Kenyan companies investing in carbon trading projects are set to tap a Sh500 million allocation by French sovereign fund PROPARCO that seeks to finance environmental initiatives.
The fund is set to invest an estimated Sh500 million in Kenya targeting projects aimed at cutting carbon emissions.
The investments, to be made in the medium term, will benefit firms engaging in a wide range of environmentally friendly projects, including electricity generation from biomass, solar, hydro, or wind sources.
PROPARCO, which is making the investment as part of a consortium involving Agence Française de Développement (AFD) and CDC Climat, says the move will boost more investments in emerging and frontier markets like Kenya that have high potential to expand environmentally friendly projects but are bogged down by inadequate capital outlays.
“This strategic decision reflects the intention to play the role of a catalyst for private investment in regions that have been overlooked by investors and have not had access to carbon finance in spite of a substantial potential for projects to reduce greenhouse gas emissions,” said Etienne Viard, PROPARCO’s managing director. Electricity producer KenGen and Mumias Sugar Company are among Kenyan firms to benefit from the nascent carbon credit market that is driven by Western and Asian companies’ need to offset their excess carbon emissions. Buying carbon credits allows the holder to emit carbon dioxide —-measured in tonnes—without facing regulatory sanctions under national or international agreements like the UN-led Kyoto Protocol.
The growth of capital targeting green energy projects is set to benefit firms that are rolling out such projects as part of their revenue diversification and cost-cutting strategies.
Unilever Tea, James Finlay, and Oserian Development Company are among seven firms licensed by the Energy Regulatory Commission to generate electricity from green sources for their own consumption, saving them millions in electricity bills.
Other firms are generating more electricity than they can consume and are selling the excess capacity to electricity distributor Kenya Power and Lighting Company.
Mumias Sugar, for instance, received a $35 million (Sh3 billion) soft loan from PROPARCO in 2008 to expand its electricity generation capacity from 3 mega watts (MW) to 35 MW, with over 60 per cent of the increased capacity being sold to KPLC.
In the six months to December last year, Mumias earned Sh161 million from electricity sales to KPLC and carbon credit sales to Japan Carbon Finance. Buoyed by the success of the cogeneration plant that uses bagasse, a by-product of sugarcane, Mumias is investing more than Sh400 million in new green projects, including an ethanol and water bottling plant that are expected to be fed from by-products of its sugar manufacturing processes.

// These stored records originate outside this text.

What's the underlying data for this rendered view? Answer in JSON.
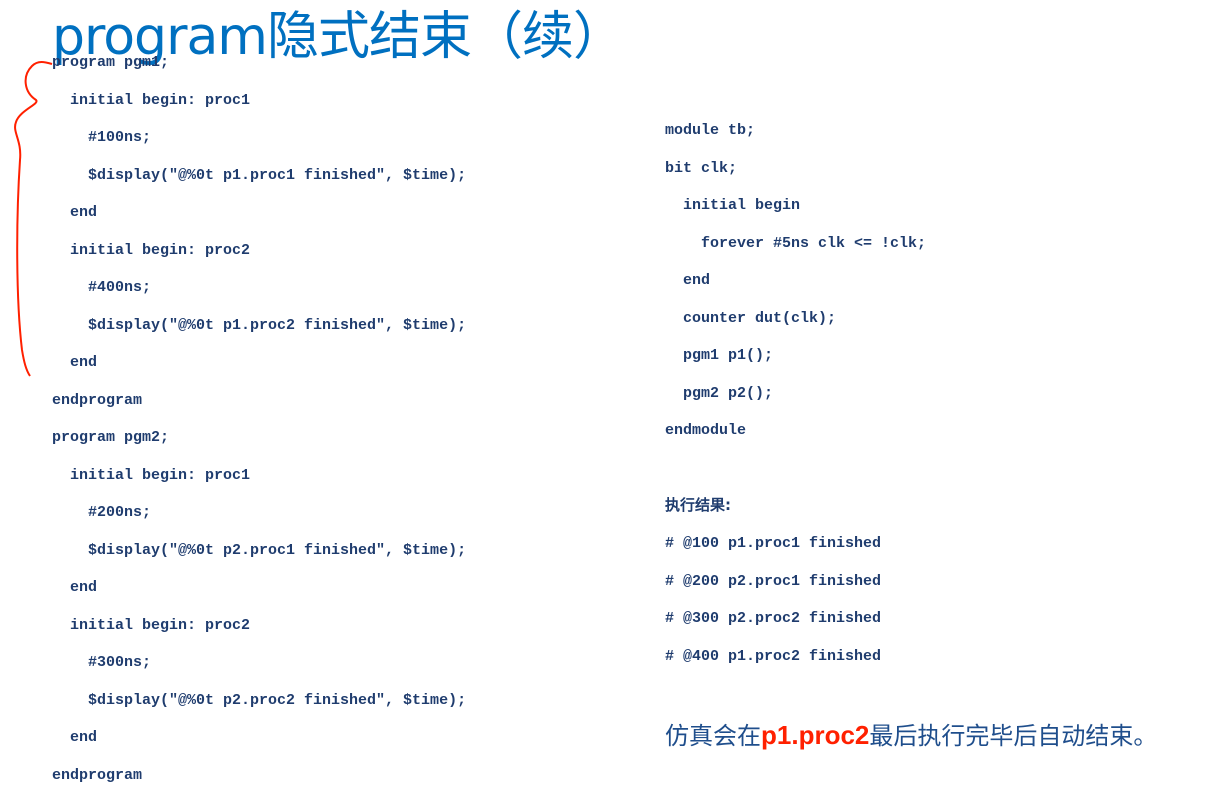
{
  "title": "program隐式结束（续）",
  "left_code": [
    "program pgm1;",
    "  initial begin: proc1",
    "    #100ns;",
    "    $display(\"@%0t p1.proc1 finished\", $time);",
    "  end",
    "  initial begin: proc2",
    "    #400ns;",
    "    $display(\"@%0t p1.proc2 finished\", $time);",
    "  end",
    "endprogram",
    "program pgm2;",
    "  initial begin: proc1",
    "    #200ns;",
    "    $display(\"@%0t p2.proc1 finished\", $time);",
    "  end",
    "  initial begin: proc2",
    "    #300ns;",
    "    $display(\"@%0t p2.proc2 finished\", $time);",
    "  end",
    "endprogram"
  ],
  "right_code": [
    "module tb;",
    "bit clk;",
    "  initial begin",
    "    forever #5ns clk <= !clk;",
    "  end",
    "  counter dut(clk);",
    "  pgm1 p1();",
    "  pgm2 p2();",
    "endmodule"
  ],
  "results_heading": "执行结果:",
  "results": [
    "# @100 p1.proc1 finished",
    "# @200 p2.proc1 finished",
    "# @300 p2.proc2 finished",
    "# @400 p1.proc2 finished"
  ],
  "conclusion": {
    "prefix": "仿真会在",
    "highlight": "p1.proc2",
    "suffix": "最后执行完毕后自动结束。"
  },
  "colors": {
    "title": "#0070c0",
    "code": "#1f3c6e",
    "highlight": "#ff2000",
    "annotation": "#ff2000"
  }
}
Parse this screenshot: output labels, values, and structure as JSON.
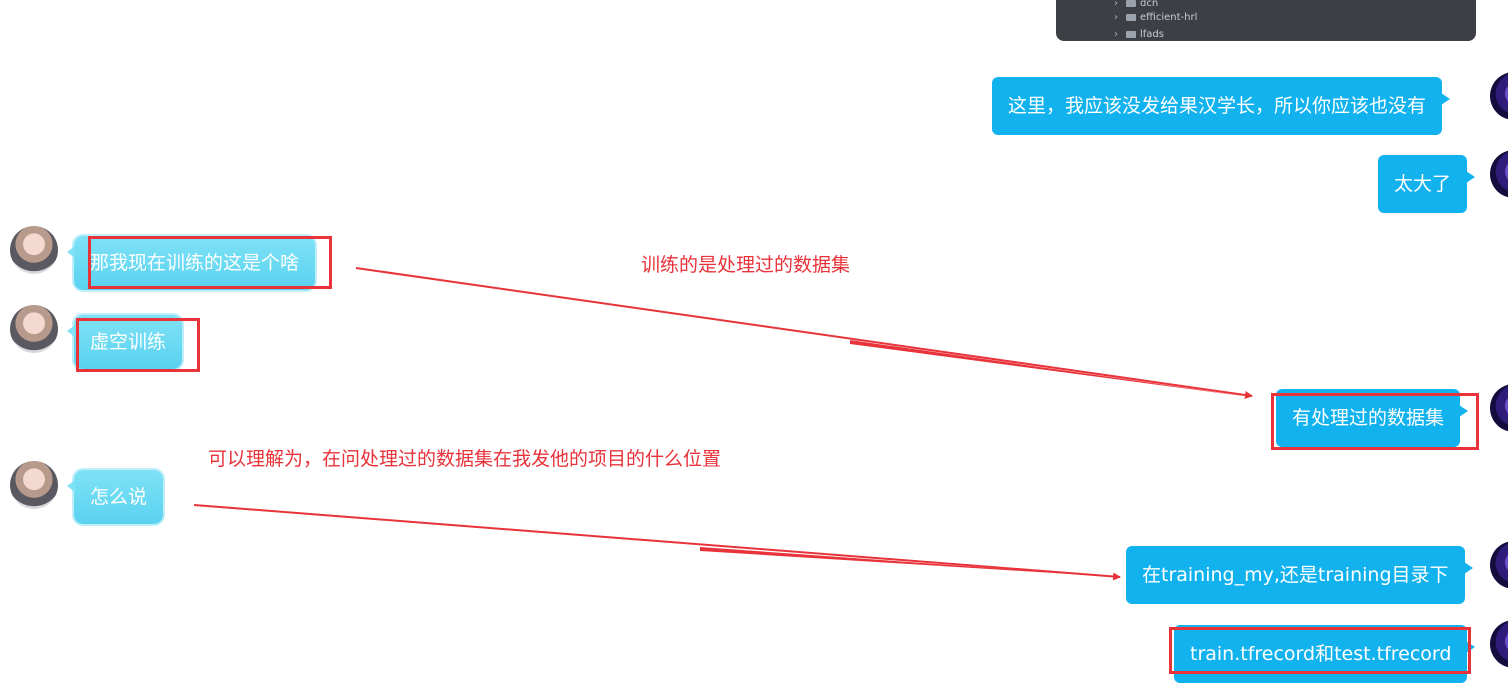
{
  "code_panel": {
    "tree_items": [
      "dcn",
      "efficient-hrl",
      "lfads"
    ]
  },
  "messages": {
    "m1": "这里，我应该没发给果汉学长，所以你应该也没有",
    "m2": "太大了",
    "m3": "那我现在训练的这是个啥",
    "m4": "虚空训练",
    "m5": "有处理过的数据集",
    "m6": "怎么说",
    "m7": "在training_my,还是training目录下",
    "m8": "train.tfrecord和test.tfrecord"
  },
  "annotations": {
    "a1": "训练的是处理过的数据集",
    "a2": "可以理解为，在问处理过的数据集在我发他的项目的什么位置"
  },
  "colors": {
    "outgoing_bubble": "#12b2ef",
    "incoming_bubble": "#5ad2f0",
    "annotation_red": "#e8333a",
    "code_panel_bg": "#3c3f44"
  }
}
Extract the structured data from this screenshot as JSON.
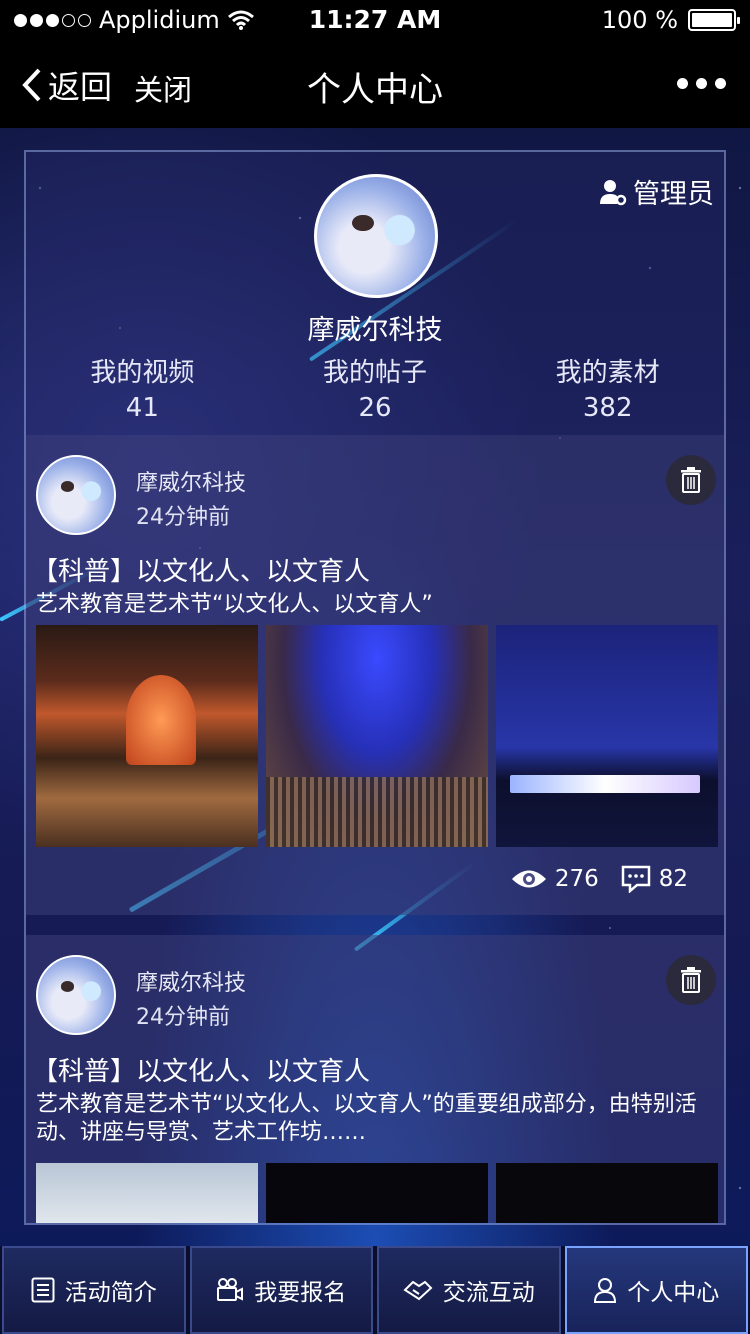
{
  "status_bar": {
    "carrier": "Applidium",
    "time": "11:27 AM",
    "battery": "100 %"
  },
  "nav": {
    "back_label": "返回",
    "close_label": "关闭",
    "title": "个人中心"
  },
  "profile": {
    "admin_label": "管理员",
    "username": "摩威尔科技",
    "stats": [
      {
        "label": "我的视频",
        "value": "41"
      },
      {
        "label": "我的帖子",
        "value": "26"
      },
      {
        "label": "我的素材",
        "value": "382"
      }
    ]
  },
  "posts": [
    {
      "author": "摩威尔科技",
      "time": "24分钟前",
      "title": "【科普】以文化人、以文育人",
      "desc": "艺术教育是艺术节“以文化人、以文育人”",
      "views": "276",
      "comments": "82"
    },
    {
      "author": "摩威尔科技",
      "time": "24分钟前",
      "title": "【科普】以文化人、以文育人",
      "desc": "艺术教育是艺术节“以文化人、以文育人”的重要组成部分，由特别活动、讲座与导赏、艺术工作坊……"
    }
  ],
  "tabs": [
    {
      "label": "活动简介",
      "icon": "list-icon"
    },
    {
      "label": "我要报名",
      "icon": "video-camera-icon"
    },
    {
      "label": "交流互动",
      "icon": "handshake-icon"
    },
    {
      "label": "个人中心",
      "icon": "user-icon"
    }
  ]
}
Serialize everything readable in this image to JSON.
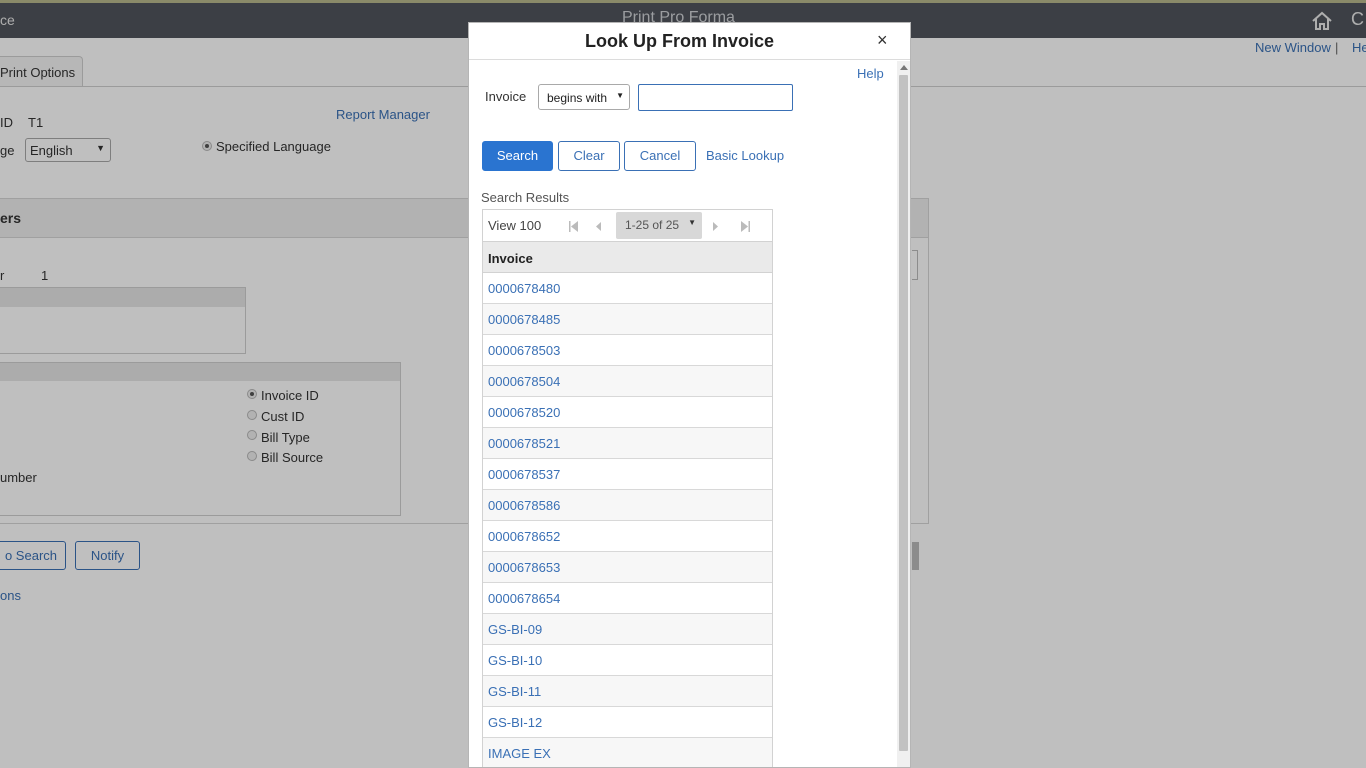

The new capital will also target players in the low end green energy market by, for instance, subsidising the distribution of high efficiency cook stoves, solar lamps, and water filters that are expected to raise the living standards of low income groups living in rural areas and urban slums.
Renewable Renewable Energy Ventures, Green Planet and Natural Light, and Deutrex Trading are among Kenyan firms that have ventured into the solar devices market where demand is estimated at one million units per year, according to the international finance corporation (IFC).
The French investment in green energy projects comes at a time when sovereign funds are ramping up their investment in the Kenyan market, egged on by the country’s political stability and high economic growth that promises higher returns.
Last year alone, four sovereign funds – Norwegiain Norfund, German DEG, French Proparco, Netherland FMO, and British CDC-- bought big stakes in Kenyan companies and extended credit lines worth Sh25 billion, underlining increased investor confidence in the Kenyan economy where the funds typically seek to promote socio-economic development.
UK-based CDC last year announced it was making new investments in Kenya worth millions of dollars, raising its investments in the country from Sh7.4 billion.
Kenya’s economy is recovering from a two-year slowdown beginning in 2008 that was driven by the post-election violence and the spillover effects of the global economic meltdown. Last year, the economy expanded by 5.6 per cent, more than tripling the low of 1.7 per cent growth registered in 2008.